Neutral looking down? Or Neutral looking up?
Water metaphors always work well for depression.
Imagine that you’re drowning. You’re face down in murky water with no idea how deep you have gotten. Occasionally, you might float to the surface but it won’t matter, you’ll drown with your back in fresh air and you’ll never even know.
Depression tries so hard to get you to keep looking down. It tells you that the surface is too far away, that you will never get there, so you might as well see what’s coming next as you sink deeper and deeper. At least you’ll see the sharks before they eat you, though you know they will tear you limb from limb eventually. There is no point is facing the sky, because it’s completely out of reach.

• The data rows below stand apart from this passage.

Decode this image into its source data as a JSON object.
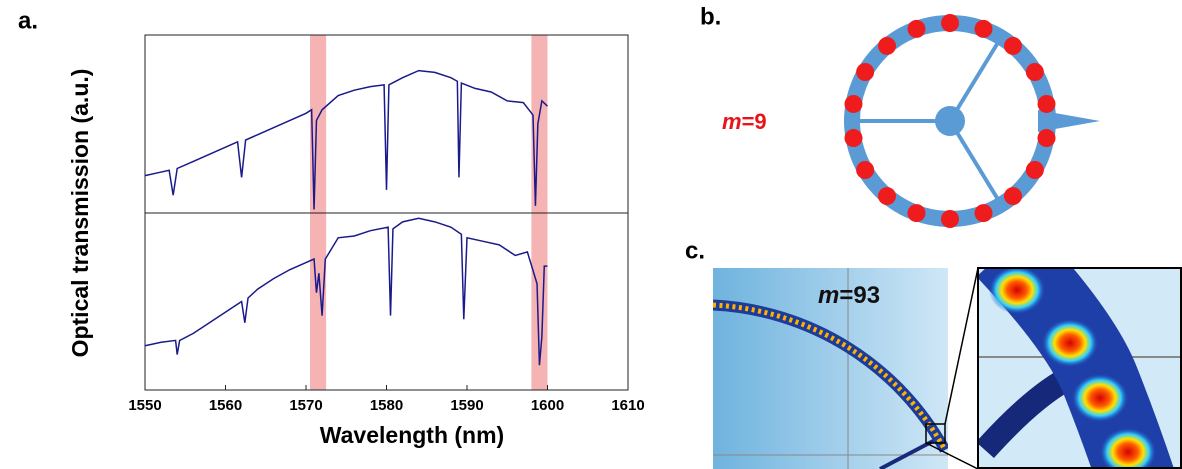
{
  "figure": {
    "panel_labels": [
      "a.",
      "b.",
      "c."
    ],
    "xlabel": "Wavelength (nm)",
    "ylabel": "Optical transmission (a.u.)",
    "highlight_bands": [
      [
        1570.5,
        1572.5
      ],
      [
        1598,
        1600
      ]
    ],
    "highlight_color": "#f4a6a6",
    "ring_label": "m=9",
    "sim_label": "m=93"
  },
  "chart_data": [
    {
      "type": "line",
      "xlim": [
        1550,
        1610
      ],
      "ylim": [
        0,
        1
      ],
      "x": [
        1550,
        1552,
        1553,
        1553.5,
        1554,
        1556,
        1558,
        1560,
        1561.5,
        1562,
        1562.5,
        1564,
        1566,
        1568,
        1570,
        1570.7,
        1571,
        1571.3,
        1572,
        1574,
        1576,
        1578,
        1579.7,
        1580,
        1580.3,
        1582,
        1584,
        1586,
        1588,
        1588.8,
        1589,
        1589.3,
        1591,
        1593,
        1595,
        1597,
        1598.2,
        1598.5,
        1598.8,
        1599.3,
        1600
      ],
      "series": [
        {
          "color": "#1a1a8c",
          "values": [
            0.21,
            0.23,
            0.24,
            0.1,
            0.25,
            0.29,
            0.33,
            0.37,
            0.4,
            0.2,
            0.41,
            0.44,
            0.48,
            0.52,
            0.56,
            0.58,
            0.02,
            0.52,
            0.58,
            0.66,
            0.69,
            0.71,
            0.72,
            0.13,
            0.72,
            0.76,
            0.8,
            0.79,
            0.76,
            0.74,
            0.2,
            0.73,
            0.7,
            0.68,
            0.63,
            0.62,
            0.55,
            0.04,
            0.5,
            0.63,
            0.6
          ]
        }
      ]
    },
    {
      "type": "line",
      "xlim": [
        1550,
        1610
      ],
      "ylim": [
        0,
        1
      ],
      "xticks": [
        1550,
        1560,
        1570,
        1580,
        1590,
        1600,
        1610
      ],
      "x": [
        1550,
        1552,
        1553.8,
        1554,
        1554.3,
        1556,
        1558,
        1560,
        1562,
        1562.4,
        1562.8,
        1564,
        1566,
        1568,
        1570,
        1571,
        1571.3,
        1571.6,
        1572,
        1572.4,
        1574,
        1576,
        1578,
        1580.2,
        1580.5,
        1580.8,
        1582,
        1584,
        1586,
        1588,
        1589.3,
        1589.6,
        1590,
        1592,
        1594,
        1596,
        1597.5,
        1598.7,
        1599,
        1599.3,
        1599.6,
        1600
      ],
      "series": [
        {
          "color": "#1a1a8c",
          "values": [
            0.25,
            0.27,
            0.28,
            0.2,
            0.28,
            0.32,
            0.38,
            0.44,
            0.5,
            0.38,
            0.52,
            0.57,
            0.63,
            0.68,
            0.72,
            0.74,
            0.55,
            0.66,
            0.42,
            0.74,
            0.86,
            0.87,
            0.9,
            0.92,
            0.42,
            0.91,
            0.95,
            0.97,
            0.95,
            0.92,
            0.88,
            0.4,
            0.86,
            0.84,
            0.82,
            0.76,
            0.78,
            0.6,
            0.14,
            0.3,
            0.7,
            0.7
          ]
        }
      ]
    }
  ]
}
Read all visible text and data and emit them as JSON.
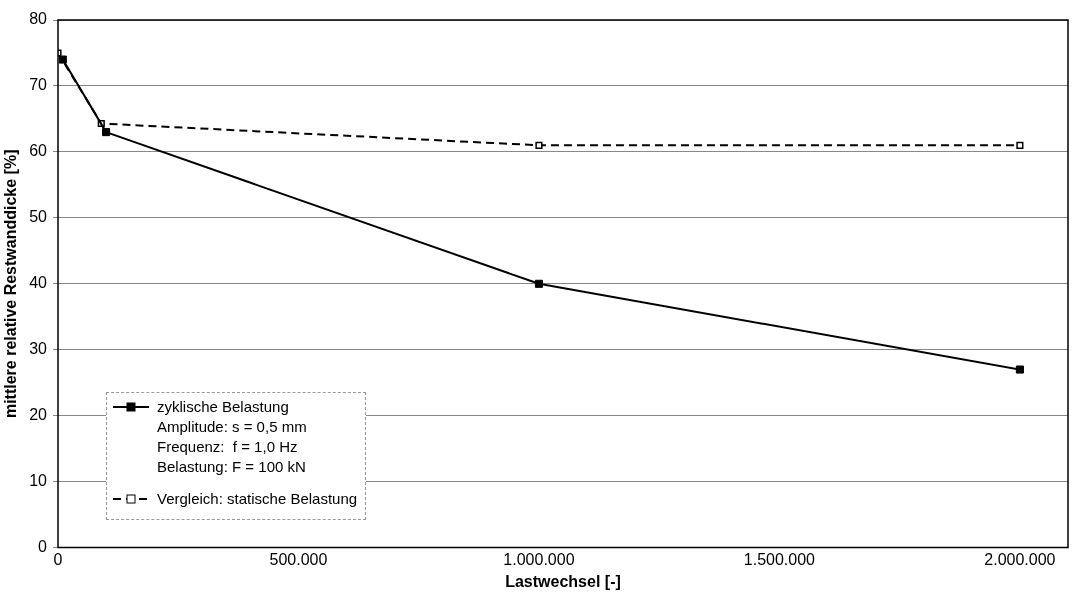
{
  "chart_data": {
    "type": "line",
    "xlabel": "Lastwechsel [-]",
    "ylabel": "mittlere relative Restwanddicke [%]",
    "xlim": [
      0,
      2100000
    ],
    "xticks": [
      {
        "value": 0,
        "label": "0"
      },
      {
        "value": 500000,
        "label": "500.000"
      },
      {
        "value": 1000000,
        "label": "1.000.000"
      },
      {
        "value": 1500000,
        "label": "1.500.000"
      },
      {
        "value": 2000000,
        "label": "2.000.000"
      }
    ],
    "ylim": [
      0,
      80
    ],
    "yticks": [
      0,
      10,
      20,
      30,
      40,
      50,
      60,
      70,
      80
    ],
    "grid": "y",
    "legend": "bottom left",
    "marker": "square",
    "series": [
      {
        "name": "zyklische Belastung",
        "color": "#000000",
        "line_style": "solid",
        "x": [
          10000,
          100000,
          1000000,
          2000000
        ],
        "values": [
          74,
          63,
          40,
          27
        ]
      },
      {
        "name": "Vergleich: statische Belastung",
        "color": "#000000",
        "line_style": "dashed",
        "x": [
          0,
          90000,
          1000000,
          2000000
        ],
        "values": [
          75,
          64.3,
          61,
          61
        ]
      }
    ],
    "annotations": [
      "Amplitude: s = 0,5 mm",
      "Frequenz:  f = 1,0 Hz",
      "Belastung: F = 100 kN"
    ]
  }
}
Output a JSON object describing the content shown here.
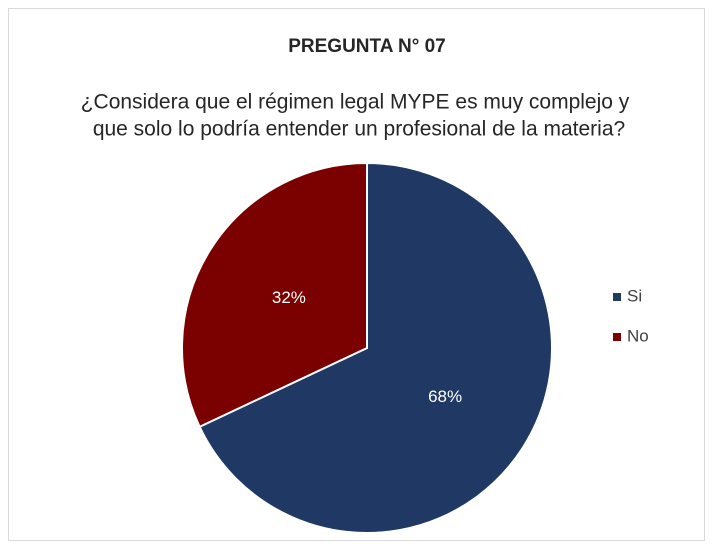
{
  "chart_data": {
    "type": "pie",
    "title": "PREGUNTA N° 07",
    "subtitle": [
      "¿Considera que el régimen legal MYPE es muy complejo y",
      "que solo lo podría entender un profesional de la materia?"
    ],
    "categories": [
      "Si",
      "No"
    ],
    "values": [
      68,
      32
    ],
    "value_labels": [
      "68%",
      "32%"
    ],
    "colors": [
      "#203864",
      "#7b0000"
    ],
    "legend": "right"
  }
}
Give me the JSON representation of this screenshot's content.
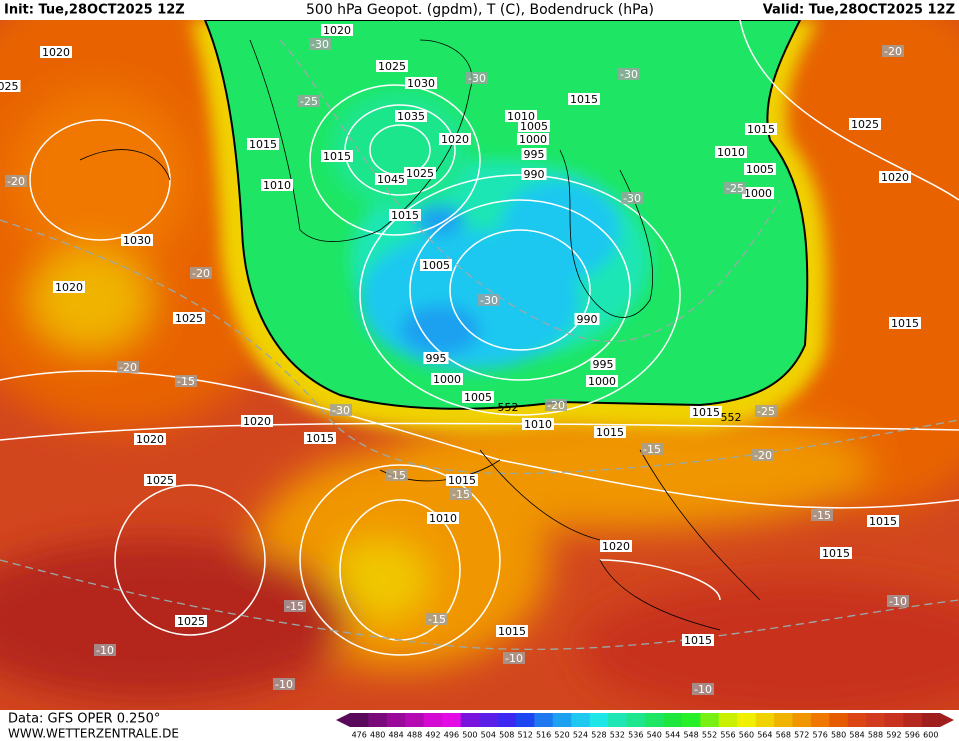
{
  "header": {
    "init": "Init: Tue,28OCT2025 12Z",
    "title": "500 hPa Geopot. (gpdm), T (C), Bodendruck (hPa)",
    "valid": "Valid: Tue,28OCT2025 12Z"
  },
  "footer": {
    "source": "Data: GFS OPER 0.250°",
    "site": "WWW.WETTERZENTRALE.DE"
  },
  "legend": {
    "values": [
      476,
      480,
      484,
      488,
      492,
      496,
      500,
      504,
      508,
      512,
      516,
      520,
      524,
      528,
      532,
      536,
      540,
      544,
      548,
      552,
      556,
      560,
      564,
      568,
      572,
      576,
      580,
      584,
      588,
      592,
      596,
      600
    ],
    "colors": [
      "#5a0a5a",
      "#7a0a7a",
      "#9a0a9a",
      "#b40ab4",
      "#d20ad2",
      "#e40ae4",
      "#7814dc",
      "#5a1ee6",
      "#3c28f0",
      "#1e46f0",
      "#1e78f0",
      "#1ea0f0",
      "#1ec8f0",
      "#1ee6e6",
      "#1ee6b4",
      "#1ee68c",
      "#1ee664",
      "#1ee63c",
      "#28f028",
      "#78f014",
      "#c8f000",
      "#f0f000",
      "#f0d200",
      "#f0b400",
      "#f09600",
      "#f07800",
      "#e65a00",
      "#dc4614",
      "#d23c1e",
      "#c8321e",
      "#b4281e",
      "#a01e1e"
    ]
  },
  "isobar_labels": [
    "1020",
    "1020",
    "1025",
    "1030",
    "1035",
    "1020",
    "1015",
    "1015",
    "1045",
    "1025",
    "1010",
    "1015",
    "1030",
    "1020",
    "1025",
    "1005",
    "1015",
    "1010",
    "1005",
    "1000",
    "995",
    "990",
    "1015",
    "1010",
    "1005",
    "1000",
    "1025",
    "1020",
    "990",
    "995",
    "1000",
    "1005",
    "995",
    "1000",
    "1010",
    "1015",
    "1015",
    "1015",
    "1020",
    "1015",
    "1020",
    "1025",
    "1015",
    "1010",
    "1020",
    "1015",
    "1015",
    "1025",
    "1015",
    "1015",
    "025"
  ],
  "temperature_labels": [
    "-30",
    "-25",
    "-30",
    "-30",
    "-20",
    "-20",
    "-25",
    "-30",
    "-20",
    "-30",
    "-20",
    "-15",
    "-30",
    "-20",
    "-25",
    "-20",
    "-15",
    "-15",
    "-15",
    "-15",
    "-15",
    "-15",
    "-10",
    "-10",
    "-10",
    "-10",
    "-10"
  ],
  "contour_labels": [
    "552",
    "552"
  ]
}
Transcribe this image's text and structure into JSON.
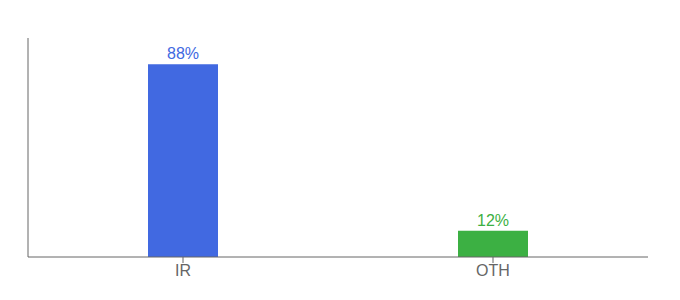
{
  "chart_data": {
    "type": "bar",
    "categories": [
      "IR",
      "OTH"
    ],
    "values": [
      88,
      12
    ],
    "value_labels": [
      "88%",
      "12%"
    ],
    "data_labels": true,
    "colors": [
      "#4169e1",
      "#3cb043"
    ],
    "ylim": [
      0,
      100
    ],
    "tick_labels": "x",
    "grid": false
  }
}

It is so fucking hard to look up, to see how far away the air is most of the time, to know what the struggle will be to get there. Looking towards the bottom feels more comfortable, somehow. This is the part where everyone starts to think that maybe they want to be depressed, perhaps they deserve it. It’s when those who have never dealt with depression wonder why you aren’t doing anything to help yourself — why doesn’t she just turn over?!
It’s the sinking depression that consumes your whole mind and body. The why bother? sort of depression.
This time around, I think that Wellbutrin is a acting like a partially-inflated life jacket. It hasn’t stopped the waves from crashing over me, it hasn’t rescued me and dragged me to dry land, but it has forced me to turn skyward. It’s still scary to be under water, but when I do break the surface I can fill my lungs full of air. It’s challenging and exhausting and the pull of the below is strong — facing the bottom and watching for sharks seems like the prudent choice, but Wellbutrin keeps turning me back over and pushing me up to take breaths when I can.
This is the floating sort of depression.
The important thing here is that in both situations, I am actually in the same location. The realities of life have not changed, but my ability to catch my breath gives me enough energy to keep looking for terra firma. It is where self care and coping become viable through the veil of water that clouds my vision.
Swimming away from the metaphor a bit — it’s where I can get out of bed, stay awake, and sometimes be present. I can reel in my frustration and anger before it swallows me. It’s not that it’s easy, it’s just that it’s possible.
I can play with my kids, write more, and be creative. We built a doll-sized fire in a cabinet and my house is coated in glitter (I consider this a positive thing). We played in the snow. Sure, I cried when life kept throwing shit at me this week, but it was appropriate for the situation.
Do not mistake this for being fine. I’m not fine. I shouldn’t be fine. This year has beaten me down repeatedly, and I’m still waiting for the sharks. But I can wait for them and function at the same time, which feels like a win for this relentless year. Life is not an antidepressant commercial, and I’m not out walking on the beach with my sandals casually thrown over my shoulder. I don’t feel particularly funny and couldn’t write satire if I tried. I’m still exhausted, sad, overwhelmed, and even a little hopeless — but it’s more manageable. It feels like a response to circumstance, rather than my brain holding me hostage.